Deloitte provides services to major companies across the globe, including banks, multinational corporations and government agencies. The company claimed that “very few clients were impacted” by the breach. According to The Guardian, only six of the organization’s clients have been alerted that their information was compromised in the Deloitte hack. However, the hackers did potentially have access to usernames, passwords, IP addresses, health information and architectural diagrams for businesses.

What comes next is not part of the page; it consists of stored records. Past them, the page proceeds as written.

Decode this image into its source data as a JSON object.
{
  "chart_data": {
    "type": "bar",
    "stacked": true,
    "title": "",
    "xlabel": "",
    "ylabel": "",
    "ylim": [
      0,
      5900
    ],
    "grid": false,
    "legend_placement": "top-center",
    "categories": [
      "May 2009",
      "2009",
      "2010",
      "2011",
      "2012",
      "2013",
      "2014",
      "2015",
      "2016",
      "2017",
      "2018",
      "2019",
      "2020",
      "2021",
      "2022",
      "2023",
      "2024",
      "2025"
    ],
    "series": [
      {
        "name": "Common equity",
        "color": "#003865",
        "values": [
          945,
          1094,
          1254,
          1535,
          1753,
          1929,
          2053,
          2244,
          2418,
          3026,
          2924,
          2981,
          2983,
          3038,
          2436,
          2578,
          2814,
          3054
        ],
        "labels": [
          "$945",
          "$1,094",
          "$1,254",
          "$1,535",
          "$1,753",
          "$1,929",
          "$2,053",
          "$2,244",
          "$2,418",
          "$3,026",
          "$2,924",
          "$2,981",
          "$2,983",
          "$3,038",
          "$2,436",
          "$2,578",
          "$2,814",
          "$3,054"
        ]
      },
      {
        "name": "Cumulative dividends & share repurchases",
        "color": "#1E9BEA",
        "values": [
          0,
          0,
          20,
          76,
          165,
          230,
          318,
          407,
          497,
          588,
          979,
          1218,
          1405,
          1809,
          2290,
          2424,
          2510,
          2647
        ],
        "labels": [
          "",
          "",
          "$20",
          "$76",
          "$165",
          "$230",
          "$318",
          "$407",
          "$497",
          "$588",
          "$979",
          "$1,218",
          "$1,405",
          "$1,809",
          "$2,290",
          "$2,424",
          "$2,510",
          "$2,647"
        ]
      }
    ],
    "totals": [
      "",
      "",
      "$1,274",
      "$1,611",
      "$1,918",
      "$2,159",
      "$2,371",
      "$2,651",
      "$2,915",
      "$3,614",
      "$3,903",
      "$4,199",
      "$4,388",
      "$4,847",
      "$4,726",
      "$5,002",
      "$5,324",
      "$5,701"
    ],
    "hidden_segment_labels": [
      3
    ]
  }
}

The Deloitte hack focused primarily on U.S.-based operations and spurred an internal investigation that’s lasted six months so far. The responsible parties have yet to be identified, though, and Deloitte hasn’t released any specific details on how many clients were affected.

In other news

  • A bug in the most recent version of Internet Explorer exposes whatever is entered into the address bar — such as website addresses or searches — to hackers. Security researcher Manuel Caballero disclosed the flaw in a blog post this week. “When a script is executed inside an object-html tag, the location object will get confused and return the main location instead of its own,” Caballero wrote. “To be precise, it will return the text written in the address bar so whatever the user types there will be accessible by the attacker.” This means that whatever a targeted user types into the address bar can be viewed by a malicious actor. Caballero’s proof of concept shows that malicious sites can view information the user assumed was private. He also expressed his concerns about Microsoft’s handling of Internet Explorer. “In my opinion, Microsoft is trying to get rid of IE without saying it. It would be easier, more honest to simply tell users that their older browser is not being serviced like Edge,” he said.
  • The United States has asked China not to enforce its Cybersecurity Law that was passed in November 2016 and went into effect in June this year. In a document submitted to the World Trade Organization, the U.S. said “China’s measures would disrupt, deter, and in many cases, prohibit cross-border transfers of information that are routine in the ordinary course of business.” The Cybersecurity Law states that any “network operators” in China, including any local or international firms that collect data, must store all user data within China. The U.S. argued in the document that “such a broad definition” of network operators “could have a negative impact on a wide range [of] foreign companies.” It also raised concerns that “the measures, which pertain to ‘important data’ and ‘personal information,’ would severely restrict cross-border transfers unless a broad set of burdensome conditions are met.” The U.S. noted some other concerns in the document and requested that China “refrain from issuing or implementing final measures until such concerns are addressed.”
  • Oracle released out-of-band patches for the latest Apache Struts 2 vulnerability, tracked as CVE-2017-9805, a month before its scheduled quarterly Critical Patch Update. In its blog post announcing the availability of the patches, Oracle noted that a previous Apache Struts 2 vulnerability, left unpatched, was implicated in the “significant security incident” suffered by Equifax earlier this month. The patches were made available by the Apache Foundation for the popular web development framework on Sept. 5, but vendors like Oracle using the open source framework need to apply those patches to their own source code. “Oracle strongly recommends that customers apply the fixes contained in this Security Alert as soon as possible,” wrote Eric Maurice, director of security assurance at Oracle. “Furthermore, Oracle reminds customers that they should keep up with security releases and should have applied the July 2017 Critical Patch Update (the most recent Critical Patch Update release).”